Etiology was more closely linked to conscious level at recording than any morphological or distributional feature of the triphasic waves themselves. Thus, all 31 alert patients had non-metabolic encephalopathies while all 13 comatose patients had metabolic encephalopathies.
The second, positive, component (Wave II) most often had the highest voltage while equally maximal Waves I and II occurred next most commonly. Triphasic waves were most often maximally expressed anteriorly.
Among patients with metabolic encephalopathies, a posterior-anterior delay or lag of the wave II peak occurred more commonly than did the better known anterior-posterior lag. Lags occurred with both metabolic and nonmetabolic conditions, but were more common with the former. No difference in quantity or mode of appearance existed between the metabolic and non-metabolic groups when matched for conscious level.

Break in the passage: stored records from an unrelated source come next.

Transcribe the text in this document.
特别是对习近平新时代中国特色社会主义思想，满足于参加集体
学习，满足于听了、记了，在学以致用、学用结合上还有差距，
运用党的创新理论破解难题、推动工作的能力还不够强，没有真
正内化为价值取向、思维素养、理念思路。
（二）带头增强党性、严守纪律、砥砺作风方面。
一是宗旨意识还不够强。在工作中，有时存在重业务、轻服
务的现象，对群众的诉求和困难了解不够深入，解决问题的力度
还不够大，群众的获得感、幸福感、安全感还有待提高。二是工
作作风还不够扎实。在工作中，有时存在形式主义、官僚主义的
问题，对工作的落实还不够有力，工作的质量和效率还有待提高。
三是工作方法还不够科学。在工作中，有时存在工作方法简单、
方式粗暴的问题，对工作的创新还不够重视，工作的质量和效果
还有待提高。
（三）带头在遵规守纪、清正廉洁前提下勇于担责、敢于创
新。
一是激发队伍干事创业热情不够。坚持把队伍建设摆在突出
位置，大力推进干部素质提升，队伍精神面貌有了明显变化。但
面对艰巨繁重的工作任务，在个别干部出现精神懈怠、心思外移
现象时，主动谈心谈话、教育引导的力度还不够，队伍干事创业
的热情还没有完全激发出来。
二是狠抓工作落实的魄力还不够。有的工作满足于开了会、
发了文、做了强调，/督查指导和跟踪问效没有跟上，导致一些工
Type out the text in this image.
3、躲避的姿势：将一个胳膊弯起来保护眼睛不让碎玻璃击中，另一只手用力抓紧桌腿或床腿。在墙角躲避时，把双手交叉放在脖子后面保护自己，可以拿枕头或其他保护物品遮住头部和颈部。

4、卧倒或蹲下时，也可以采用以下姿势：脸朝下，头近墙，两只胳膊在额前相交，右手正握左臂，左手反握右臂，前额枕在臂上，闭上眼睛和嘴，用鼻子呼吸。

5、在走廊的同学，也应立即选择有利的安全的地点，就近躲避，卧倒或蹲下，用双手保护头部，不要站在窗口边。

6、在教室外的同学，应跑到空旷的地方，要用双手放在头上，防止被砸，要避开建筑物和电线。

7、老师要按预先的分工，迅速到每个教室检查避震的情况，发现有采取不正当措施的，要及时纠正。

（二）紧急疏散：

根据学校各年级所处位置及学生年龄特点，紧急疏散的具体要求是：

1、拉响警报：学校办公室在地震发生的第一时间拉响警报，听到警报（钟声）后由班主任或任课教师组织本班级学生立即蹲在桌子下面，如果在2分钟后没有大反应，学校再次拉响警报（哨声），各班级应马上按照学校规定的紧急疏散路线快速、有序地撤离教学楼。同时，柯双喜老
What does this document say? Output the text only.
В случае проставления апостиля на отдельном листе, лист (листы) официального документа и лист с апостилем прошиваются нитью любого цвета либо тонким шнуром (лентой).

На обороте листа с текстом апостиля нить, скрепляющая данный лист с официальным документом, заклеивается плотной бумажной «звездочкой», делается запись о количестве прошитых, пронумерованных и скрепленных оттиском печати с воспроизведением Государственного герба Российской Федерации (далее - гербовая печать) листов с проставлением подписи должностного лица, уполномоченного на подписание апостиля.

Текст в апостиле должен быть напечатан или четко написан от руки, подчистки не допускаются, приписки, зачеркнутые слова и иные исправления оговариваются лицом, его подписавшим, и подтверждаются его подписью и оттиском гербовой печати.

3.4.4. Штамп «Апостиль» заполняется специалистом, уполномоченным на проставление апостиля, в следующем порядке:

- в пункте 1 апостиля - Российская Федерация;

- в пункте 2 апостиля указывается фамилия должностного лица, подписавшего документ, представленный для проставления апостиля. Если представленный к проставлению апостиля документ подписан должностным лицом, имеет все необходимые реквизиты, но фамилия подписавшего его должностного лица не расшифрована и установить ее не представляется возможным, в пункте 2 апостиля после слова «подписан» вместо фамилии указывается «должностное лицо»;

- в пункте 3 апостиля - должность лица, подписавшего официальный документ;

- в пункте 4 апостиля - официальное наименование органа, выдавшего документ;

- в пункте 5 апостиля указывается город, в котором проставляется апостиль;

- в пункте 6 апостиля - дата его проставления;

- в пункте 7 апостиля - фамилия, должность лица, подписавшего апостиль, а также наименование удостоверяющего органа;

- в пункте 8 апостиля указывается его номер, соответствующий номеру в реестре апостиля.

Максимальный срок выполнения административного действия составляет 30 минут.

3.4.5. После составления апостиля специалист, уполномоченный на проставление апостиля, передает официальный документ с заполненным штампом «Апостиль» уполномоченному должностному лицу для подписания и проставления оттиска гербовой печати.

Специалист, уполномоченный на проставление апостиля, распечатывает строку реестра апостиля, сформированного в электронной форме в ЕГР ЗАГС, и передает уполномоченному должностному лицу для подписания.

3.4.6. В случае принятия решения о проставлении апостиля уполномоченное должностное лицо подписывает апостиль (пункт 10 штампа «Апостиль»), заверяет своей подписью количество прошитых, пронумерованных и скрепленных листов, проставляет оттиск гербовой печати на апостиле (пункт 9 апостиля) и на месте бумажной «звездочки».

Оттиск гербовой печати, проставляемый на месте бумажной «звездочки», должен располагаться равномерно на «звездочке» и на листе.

Prognosis for patients with either metabolic or non-metabolic encephalopathies was unfavourable. Only 4 of 24 metabolic and one of 35 non-metabolic patients were well at follow-up over 2 years later.
Forty percent of EEGs with sharp and slow wave complexes (slow spike waves) had sporadically-appearing triphasic waves. The relative amplitudes of the 3 components differed from triphasic waves in other conditions: equally maximal Waves II and III were the most usual form.